DEVA Partisi: Seçimleri YSK da Cumhurbaşkanı da erteleyemez
DEVA Sözcüsü İdris Şahin, seçimlerin depremler nedeniyle ileri bir tarihe ertelenmesine hakkında “Seçim, Anayasa ne zaman diyorsa, seçim yasası ne zaman diyorsa o zaman yapılır” dedi.
DEVA Partisi Sözcüsü İdris Şahin, partisinin genel merkezinde yaptığı açıklamada “Seçimi YSK da erteleyemez, Sayın Cumhurbaşkanı da. Ortada Anayasa varken, YSK’nın veya herhangi bir başka yapının iradesinin hiçbir hükmü yoktur” dedi.
“Neden afeti Cumhurbaşkanımızın talimatlarıyla daha az hasarla atlatamadık? İstifa eden tek kişi var o da bir arama kurtarma ekibinin lideri” diyen Şahin, “Anında bölgeye ulaşmasına rağmen bürokrasi nedeniyle saatlerce geciktiği için istifa ediyor. Neden bu koca milletin en başarılı evlatları devlet kurumlarında yetkili değil?” diye sordu.
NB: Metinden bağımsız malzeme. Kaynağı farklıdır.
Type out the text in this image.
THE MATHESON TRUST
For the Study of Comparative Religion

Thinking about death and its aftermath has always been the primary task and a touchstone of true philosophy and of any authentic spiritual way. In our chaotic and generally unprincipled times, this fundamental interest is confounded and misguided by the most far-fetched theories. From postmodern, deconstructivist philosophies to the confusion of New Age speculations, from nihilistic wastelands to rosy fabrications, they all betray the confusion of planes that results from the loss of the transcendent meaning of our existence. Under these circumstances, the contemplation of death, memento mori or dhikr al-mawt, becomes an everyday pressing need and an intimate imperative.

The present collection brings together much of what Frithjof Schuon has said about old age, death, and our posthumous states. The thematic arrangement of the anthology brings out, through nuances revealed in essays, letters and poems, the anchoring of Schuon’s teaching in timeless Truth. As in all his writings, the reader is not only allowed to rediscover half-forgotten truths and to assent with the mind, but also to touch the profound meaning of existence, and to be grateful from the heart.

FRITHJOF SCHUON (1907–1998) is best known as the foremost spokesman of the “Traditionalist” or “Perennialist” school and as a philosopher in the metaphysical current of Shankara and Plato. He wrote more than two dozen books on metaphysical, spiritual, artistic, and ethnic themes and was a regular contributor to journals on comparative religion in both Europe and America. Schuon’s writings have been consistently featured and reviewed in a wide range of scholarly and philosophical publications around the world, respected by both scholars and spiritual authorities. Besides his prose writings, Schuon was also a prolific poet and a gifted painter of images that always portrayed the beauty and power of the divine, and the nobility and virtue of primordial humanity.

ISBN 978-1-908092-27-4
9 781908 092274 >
‘HUKUKSUZLUK DAHA YENİ ON BİNLERCE CANIMIZI ALDI’
“Seçim, Anayasa ne zaman diyorsa, seçim yasası ne zaman diyorsa o zaman yapılır” diyen Şahin şunları kaydetti: “Hukuk var ortada. Hukuksuzluk daha yeni on binlerce canımızı aldı. Hukuk ne diyor? Anayasamızın 78. maddesine göre Gazi Meclisimiz sadece ve sadece savaş durumunda seçimi 1 yıl erteleyebilir. Başka hiçbir sebeple seçimler geriye bırakılamaz. Yani Anayasamıza göre mevcut durumda seçimlerin ertelenmesi mümkün değildir.”
‘ANAYASAMIZ SAYIN CUMHURBAŞKANI’NIN DA YSK’NIN DA ÜSTÜNDEDİR’
Seçimleri Cumhurbaşkanı’nın da YSK’nın da erteleyemeyeceğini söyleyen Şahin, “YSK’nın seçim tarihlerini değiştirme yetkisi olduğunu kabul etmek, YSK’nın Anayasa’dan, Kanunlardan ve yasama organı TBMM’den üstün olduğu anlamına gelir. Ortada Anayasa varken YSK’nın veya herhangi bir başka yapının iradesinin hiçbir hükmü yoktur. Anayasamız Sayın Cumhurbaşkanı’nın da YSK’nın da üstündedir.” diye konuştu.
‘DEĞERLENDİRMEYİ YASALARA GÖRE, 18 HAZİRAN ÜZERİNDEN YAPMAYI UYGUN GÖRÜYORUZ’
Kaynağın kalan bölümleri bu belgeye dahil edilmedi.